5. Use the fact that 1 radian = \((\frac{180}{\pi})^o\) to express your answer to problem 4 in degrees per second.

Answer: \(-\)\(\frac{225}{2\pi}\) degrees per second or around 35.8 degrees per second.

Explanation:

Multiply \(-\frac{5}{8}\frac{ radians}{ second}\) by \(\frac{180 \, degrees}{\pi \, radians} = \frac{225 \, degrees}{2\pi \, seconds}\) = \(-35.8\) degrees per second.

6. Let \(R\) be your answer to problem 5. If the camera revolves at the constant rate of \(R\) degrees per second, how many seconds would it take to make one \(360^o\) revolution?

Answer: It will take the camera approximately 10 seconds to make a full revolution.

Explanation:

Using the cross-canceling unit method, \((360 degrees) \, {\frac{1\ second}{R\ degrees}},\) we cancel the degrees and we are given seconds: \(360/35.8 = 10.04\) seconds.

Questions

1. Find \(\theta\) in degrees if the camera was 3.5 yds from the sidelines.

2. If the camera is rotated .5 radians away from the endzone towards Bob Hayes, what yard line must he be on? (Given he is running at velocity of 10yds/sec again).

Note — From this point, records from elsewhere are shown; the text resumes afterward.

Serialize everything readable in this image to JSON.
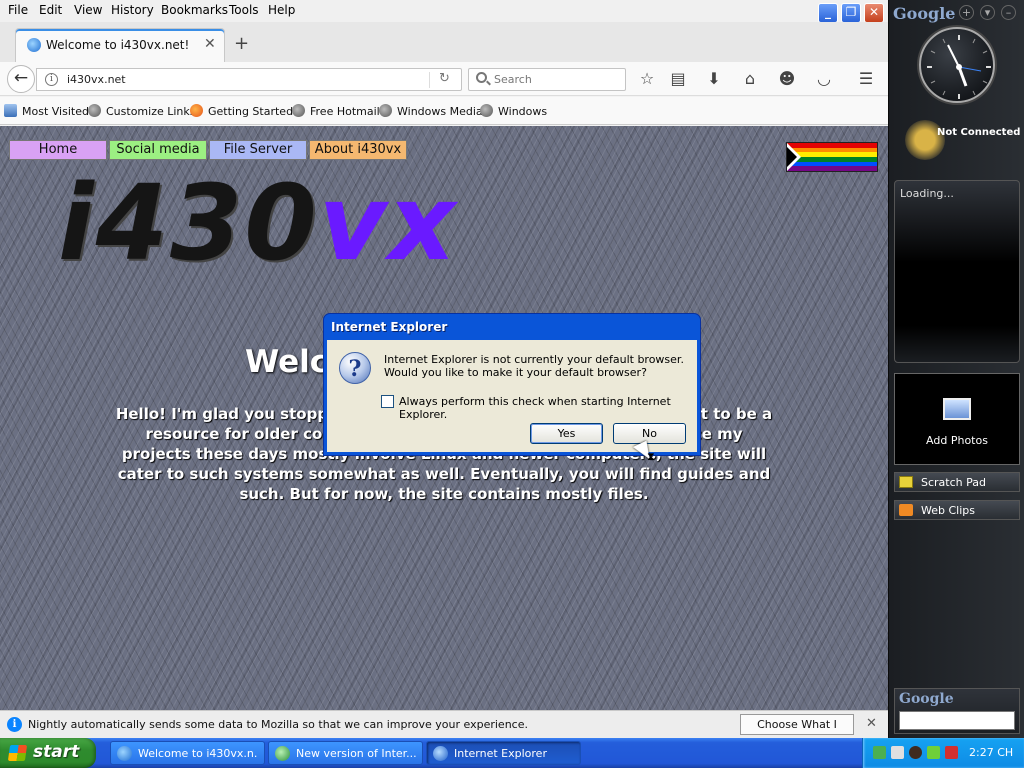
{
  "browser": {
    "menu": [
      "File",
      "Edit",
      "View",
      "History",
      "Bookmarks",
      "Tools",
      "Help"
    ],
    "tab_title": "Welcome to i430vx.net!",
    "url": "i430vx.net",
    "search_placeholder": "Search",
    "bookmarks": [
      "Most Visited",
      "Customize Links",
      "Getting Started",
      "Free Hotmail",
      "Windows Media",
      "Windows"
    ],
    "notification": {
      "text": "Nightly automatically sends some data to Mozilla so that we can improve your experience.",
      "button": "Choose What I Share"
    }
  },
  "page": {
    "nav": [
      "Home",
      "Social media",
      "File Server",
      "About i430vx"
    ],
    "nav_colors": [
      "#d9a2f5",
      "#9cf082",
      "#aab8f5",
      "#f5b870"
    ],
    "logo_part1": "i430",
    "logo_part2": "vx",
    "welcome_title": "Welcome",
    "welcome_body": "Hello! I'm glad you stopped by. This site is (and always will be) meant to be a resource for older computers, mostly from the 90s. However, since my projects these days mostly involve Linux and newer computers, the site will cater to such systems somewhat as well. Eventually, you will find guides and such. But for now, the site contains mostly files."
  },
  "dialog": {
    "title": "Internet Explorer",
    "message": "Internet Explorer is not currently your default browser. Would you like to make it your default browser?",
    "checkbox_label": "Always perform this check when starting Internet Explorer.",
    "checkbox_checked": false,
    "yes_label": "Yes",
    "no_label": "No"
  },
  "sidebar": {
    "logo": "Google",
    "weather": "Not Connected",
    "loading": "Loading...",
    "photos": "Add Photos",
    "scratch_pad": "Scratch Pad",
    "web_clips": "Web Clips",
    "search_logo": "Google"
  },
  "taskbar": {
    "start": "start",
    "tasks": [
      "Welcome to i430vx.n...",
      "New version of Inter...",
      "Internet Explorer"
    ],
    "time": "2:27 CH"
  },
  "icons": {
    "tab": "firefox-icon",
    "dialog": "question-icon",
    "start": "windows-flag-icon"
  }
}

3. Find \(\theta\) in radians when t = 0.4 seconds.

4. Find \(\frac{d\theta}{dt}\) in degrees/sec if Bob Hayes had pulled his hamstring and could only run 6 yds/sec at the instant when y=5.

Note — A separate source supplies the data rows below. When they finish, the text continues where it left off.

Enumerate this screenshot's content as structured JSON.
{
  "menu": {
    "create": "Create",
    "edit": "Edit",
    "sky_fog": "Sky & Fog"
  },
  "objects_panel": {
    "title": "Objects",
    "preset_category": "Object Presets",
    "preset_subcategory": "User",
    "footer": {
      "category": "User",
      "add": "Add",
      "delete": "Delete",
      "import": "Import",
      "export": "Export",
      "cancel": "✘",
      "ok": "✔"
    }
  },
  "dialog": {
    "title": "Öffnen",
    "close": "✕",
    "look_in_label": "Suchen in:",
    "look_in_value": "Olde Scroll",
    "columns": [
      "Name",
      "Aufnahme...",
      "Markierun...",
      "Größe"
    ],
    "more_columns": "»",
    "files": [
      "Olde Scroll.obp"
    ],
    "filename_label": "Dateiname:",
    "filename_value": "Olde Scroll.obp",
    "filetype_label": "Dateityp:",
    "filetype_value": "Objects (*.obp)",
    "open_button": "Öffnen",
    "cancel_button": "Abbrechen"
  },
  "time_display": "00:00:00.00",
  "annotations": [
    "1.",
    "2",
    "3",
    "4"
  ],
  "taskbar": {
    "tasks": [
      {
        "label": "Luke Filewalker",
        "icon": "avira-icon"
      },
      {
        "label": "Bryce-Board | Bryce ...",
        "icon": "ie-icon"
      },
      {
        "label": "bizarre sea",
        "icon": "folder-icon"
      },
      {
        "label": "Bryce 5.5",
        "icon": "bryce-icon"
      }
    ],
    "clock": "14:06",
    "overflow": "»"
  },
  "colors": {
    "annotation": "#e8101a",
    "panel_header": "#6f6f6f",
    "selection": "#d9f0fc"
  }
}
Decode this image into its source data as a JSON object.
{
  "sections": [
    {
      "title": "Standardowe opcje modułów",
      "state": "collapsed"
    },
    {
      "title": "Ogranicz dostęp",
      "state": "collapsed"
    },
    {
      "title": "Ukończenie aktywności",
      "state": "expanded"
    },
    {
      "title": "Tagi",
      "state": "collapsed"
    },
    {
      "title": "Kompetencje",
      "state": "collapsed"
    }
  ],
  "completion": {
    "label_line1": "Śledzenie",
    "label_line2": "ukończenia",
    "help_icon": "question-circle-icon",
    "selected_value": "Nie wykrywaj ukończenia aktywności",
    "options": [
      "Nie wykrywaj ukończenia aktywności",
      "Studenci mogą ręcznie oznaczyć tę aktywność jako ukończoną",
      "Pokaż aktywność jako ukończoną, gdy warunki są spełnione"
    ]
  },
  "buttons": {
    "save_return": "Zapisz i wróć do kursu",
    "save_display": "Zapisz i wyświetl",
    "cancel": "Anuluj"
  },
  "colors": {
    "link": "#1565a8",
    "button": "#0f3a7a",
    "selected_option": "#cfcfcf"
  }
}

5. Find \(\frac{d\theta}{dt}\) in radians/sec of the angle relative from Bob to the camera when y=4 and he was going 9 yds/sec.

7.7.5. Exercises

Hint: draw pictures to assist you in visualizing the problem and marking necessary measurements.

Exercises

1. A baseball diamond is a square with side length of 90ft. A batter hits the ball and runs toward first base with a speed of 20ft/s. At what rate is his distance from second base decreasing when he is halfway to the first base? At what rate is his angle to second base changing?

2. At 1:00 PM, Jet-ski A is 7 miles east of Jet-ski B. Jet-ski A is moving north at 20 miles/hr while Jet-ski B is moving south 30 miles/h. How fast is the distance between the Jet-skis changing at 3:00 PM?